D_Davis
Well-Known Member
- Joined
- Jan 14, 2008
- Messages
- 1,348
I find the mention of Bradbury much more sensible than evoking Dick. One thing in common: they transcended SF to become free-standing mainstream literature.
So does Dick (who also wrote and published "mainstream" fiction), and so do most science fiction authors worth reading. I have a hard time calling many of my favorite authors, "science fiction" authors, but it's really no big deal. At least I know exactly where to go in the book store to look for their stuff.

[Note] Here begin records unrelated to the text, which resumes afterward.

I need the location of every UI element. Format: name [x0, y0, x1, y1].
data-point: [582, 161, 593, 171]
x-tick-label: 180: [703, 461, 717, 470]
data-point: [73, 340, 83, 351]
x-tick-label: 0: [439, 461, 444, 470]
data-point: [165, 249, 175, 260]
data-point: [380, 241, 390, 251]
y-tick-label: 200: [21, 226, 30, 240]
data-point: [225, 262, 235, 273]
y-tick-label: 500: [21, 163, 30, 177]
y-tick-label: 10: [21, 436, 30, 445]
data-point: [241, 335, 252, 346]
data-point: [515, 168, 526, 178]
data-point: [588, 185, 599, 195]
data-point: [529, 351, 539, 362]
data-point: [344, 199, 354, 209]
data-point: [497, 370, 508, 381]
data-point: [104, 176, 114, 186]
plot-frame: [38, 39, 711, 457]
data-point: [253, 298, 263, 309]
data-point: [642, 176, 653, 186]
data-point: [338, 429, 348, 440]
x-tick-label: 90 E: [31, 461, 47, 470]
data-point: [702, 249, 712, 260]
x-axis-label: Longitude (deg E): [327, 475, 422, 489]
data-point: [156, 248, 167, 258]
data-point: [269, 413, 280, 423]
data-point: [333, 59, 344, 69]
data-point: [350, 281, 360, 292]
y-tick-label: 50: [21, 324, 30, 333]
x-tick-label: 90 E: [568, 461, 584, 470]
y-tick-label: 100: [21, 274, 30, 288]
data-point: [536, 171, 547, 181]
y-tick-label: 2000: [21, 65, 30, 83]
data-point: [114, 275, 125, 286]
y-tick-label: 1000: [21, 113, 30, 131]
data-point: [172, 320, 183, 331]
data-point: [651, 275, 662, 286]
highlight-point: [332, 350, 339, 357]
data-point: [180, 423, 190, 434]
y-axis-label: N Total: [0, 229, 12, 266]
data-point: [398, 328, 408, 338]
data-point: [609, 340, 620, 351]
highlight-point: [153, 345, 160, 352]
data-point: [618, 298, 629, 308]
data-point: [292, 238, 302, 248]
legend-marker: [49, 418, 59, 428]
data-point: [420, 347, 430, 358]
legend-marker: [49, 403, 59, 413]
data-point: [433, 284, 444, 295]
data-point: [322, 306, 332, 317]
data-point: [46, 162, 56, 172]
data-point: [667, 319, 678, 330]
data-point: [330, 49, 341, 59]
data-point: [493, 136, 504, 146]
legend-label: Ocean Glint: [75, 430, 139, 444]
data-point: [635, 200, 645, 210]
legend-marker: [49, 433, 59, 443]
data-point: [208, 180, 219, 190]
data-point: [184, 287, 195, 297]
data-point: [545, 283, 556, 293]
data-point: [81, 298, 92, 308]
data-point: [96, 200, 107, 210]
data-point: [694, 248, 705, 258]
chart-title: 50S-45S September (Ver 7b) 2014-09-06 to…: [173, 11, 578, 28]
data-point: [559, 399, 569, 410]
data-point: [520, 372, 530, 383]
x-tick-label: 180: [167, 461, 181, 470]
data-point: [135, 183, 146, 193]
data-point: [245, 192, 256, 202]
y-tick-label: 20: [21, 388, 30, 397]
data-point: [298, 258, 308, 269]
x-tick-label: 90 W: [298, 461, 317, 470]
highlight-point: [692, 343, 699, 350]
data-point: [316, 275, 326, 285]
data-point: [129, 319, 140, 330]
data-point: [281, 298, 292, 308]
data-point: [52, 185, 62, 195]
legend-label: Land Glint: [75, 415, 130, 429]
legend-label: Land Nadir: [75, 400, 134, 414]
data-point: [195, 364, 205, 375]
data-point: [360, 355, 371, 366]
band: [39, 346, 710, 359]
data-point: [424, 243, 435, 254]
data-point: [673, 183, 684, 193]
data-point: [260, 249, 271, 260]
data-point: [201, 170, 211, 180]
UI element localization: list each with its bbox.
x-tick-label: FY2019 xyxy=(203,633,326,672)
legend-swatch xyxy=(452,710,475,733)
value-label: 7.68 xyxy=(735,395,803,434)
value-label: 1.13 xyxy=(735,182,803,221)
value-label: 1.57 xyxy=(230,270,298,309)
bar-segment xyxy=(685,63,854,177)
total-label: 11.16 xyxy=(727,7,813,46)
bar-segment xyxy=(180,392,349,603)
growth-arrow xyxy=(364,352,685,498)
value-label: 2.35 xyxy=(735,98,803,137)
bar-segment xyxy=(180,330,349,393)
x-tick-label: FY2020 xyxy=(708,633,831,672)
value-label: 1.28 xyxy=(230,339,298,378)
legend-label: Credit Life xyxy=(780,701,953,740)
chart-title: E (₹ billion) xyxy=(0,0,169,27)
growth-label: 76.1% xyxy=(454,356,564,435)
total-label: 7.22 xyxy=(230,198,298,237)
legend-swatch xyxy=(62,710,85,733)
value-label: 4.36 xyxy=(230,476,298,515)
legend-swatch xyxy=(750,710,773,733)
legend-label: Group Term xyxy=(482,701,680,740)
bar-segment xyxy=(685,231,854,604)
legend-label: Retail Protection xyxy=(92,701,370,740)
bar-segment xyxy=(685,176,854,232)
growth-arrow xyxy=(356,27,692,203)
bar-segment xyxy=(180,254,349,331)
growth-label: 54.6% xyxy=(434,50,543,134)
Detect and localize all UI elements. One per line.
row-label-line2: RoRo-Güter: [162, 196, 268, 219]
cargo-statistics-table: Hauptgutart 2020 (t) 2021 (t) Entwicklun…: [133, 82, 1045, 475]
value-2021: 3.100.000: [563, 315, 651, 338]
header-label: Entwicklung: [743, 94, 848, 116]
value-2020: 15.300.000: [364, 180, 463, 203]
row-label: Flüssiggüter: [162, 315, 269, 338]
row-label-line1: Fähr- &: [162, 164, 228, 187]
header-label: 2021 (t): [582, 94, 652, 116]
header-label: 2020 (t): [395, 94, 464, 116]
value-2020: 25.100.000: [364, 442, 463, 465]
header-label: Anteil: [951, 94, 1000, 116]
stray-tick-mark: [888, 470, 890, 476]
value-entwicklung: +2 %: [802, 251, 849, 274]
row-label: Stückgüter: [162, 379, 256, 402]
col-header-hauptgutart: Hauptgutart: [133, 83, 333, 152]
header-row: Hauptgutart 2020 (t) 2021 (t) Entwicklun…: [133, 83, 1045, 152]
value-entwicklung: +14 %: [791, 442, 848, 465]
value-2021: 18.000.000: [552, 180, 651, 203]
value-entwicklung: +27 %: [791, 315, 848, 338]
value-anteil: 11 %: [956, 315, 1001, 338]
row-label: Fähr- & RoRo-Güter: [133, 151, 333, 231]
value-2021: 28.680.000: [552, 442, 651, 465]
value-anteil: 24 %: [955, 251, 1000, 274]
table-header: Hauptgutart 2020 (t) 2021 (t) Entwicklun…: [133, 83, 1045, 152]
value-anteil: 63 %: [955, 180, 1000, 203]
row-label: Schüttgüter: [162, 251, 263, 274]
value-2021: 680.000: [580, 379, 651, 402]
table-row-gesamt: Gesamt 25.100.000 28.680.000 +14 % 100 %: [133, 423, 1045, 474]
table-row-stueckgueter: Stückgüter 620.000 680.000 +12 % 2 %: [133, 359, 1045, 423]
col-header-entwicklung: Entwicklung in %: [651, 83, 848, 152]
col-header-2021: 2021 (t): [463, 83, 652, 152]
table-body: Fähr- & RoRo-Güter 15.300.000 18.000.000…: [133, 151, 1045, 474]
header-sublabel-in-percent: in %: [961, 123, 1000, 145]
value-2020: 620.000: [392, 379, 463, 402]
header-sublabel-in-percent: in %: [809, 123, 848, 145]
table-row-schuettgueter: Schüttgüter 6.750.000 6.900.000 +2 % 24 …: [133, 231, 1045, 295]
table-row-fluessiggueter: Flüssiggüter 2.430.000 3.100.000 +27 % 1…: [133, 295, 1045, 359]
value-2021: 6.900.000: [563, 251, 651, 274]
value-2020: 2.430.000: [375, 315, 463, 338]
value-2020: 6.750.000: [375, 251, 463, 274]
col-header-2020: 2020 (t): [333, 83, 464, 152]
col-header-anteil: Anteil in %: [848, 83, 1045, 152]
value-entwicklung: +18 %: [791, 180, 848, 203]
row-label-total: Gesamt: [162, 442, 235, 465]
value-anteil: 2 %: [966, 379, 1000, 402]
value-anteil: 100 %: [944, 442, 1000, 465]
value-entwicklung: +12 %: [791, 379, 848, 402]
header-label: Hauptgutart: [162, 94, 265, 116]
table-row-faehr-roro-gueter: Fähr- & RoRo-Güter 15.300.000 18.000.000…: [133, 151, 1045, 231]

I really don't understand why you such a hard time with the comparisons between Dick and Gibson. It doesn't make any sense to me. It almost feels like you see this as disparaging to Gibson. Like somehow being compared to Dick is a bad thing. I mean, I can understand if Gibson was constantly being compared to someone like Robert Jordon or something.
Dick was, and this really is a fact, part of the genesis of the CP movement. He was not a "CP" author because this term had not even been coined yet for most of his career and he focused on more things. However, many of the themes of identity, and the situations he created evolved into and influenced those popular in the CP genre.
Dick's "cyber-world" was found in the heads of his characters, an internal place, while most of the "true" CP authors focused on an external "cyber-world." There are vast similarities, and many CP authors credit Dick's visions of the future as being a paramount influence to their own.
Is it any wonder that the Philip K. Dick award is often given to works found in the cyber-punk genre? Do authors complain when they receive such an award?
Dick helped to create the milieu that Gibson and other subsequent authors work in. Saying so doesn't lessen Gibson's own mark, it only points out a logical evolution and genealogy of genre conventions.
Dick, Gibson...they're both good. There doesn't have to be an either-or thing going on here. Yes Gibson has his own voice, and yes Dick helped to establish some of the CP conventions. I think the literary world would be better off if more people read both.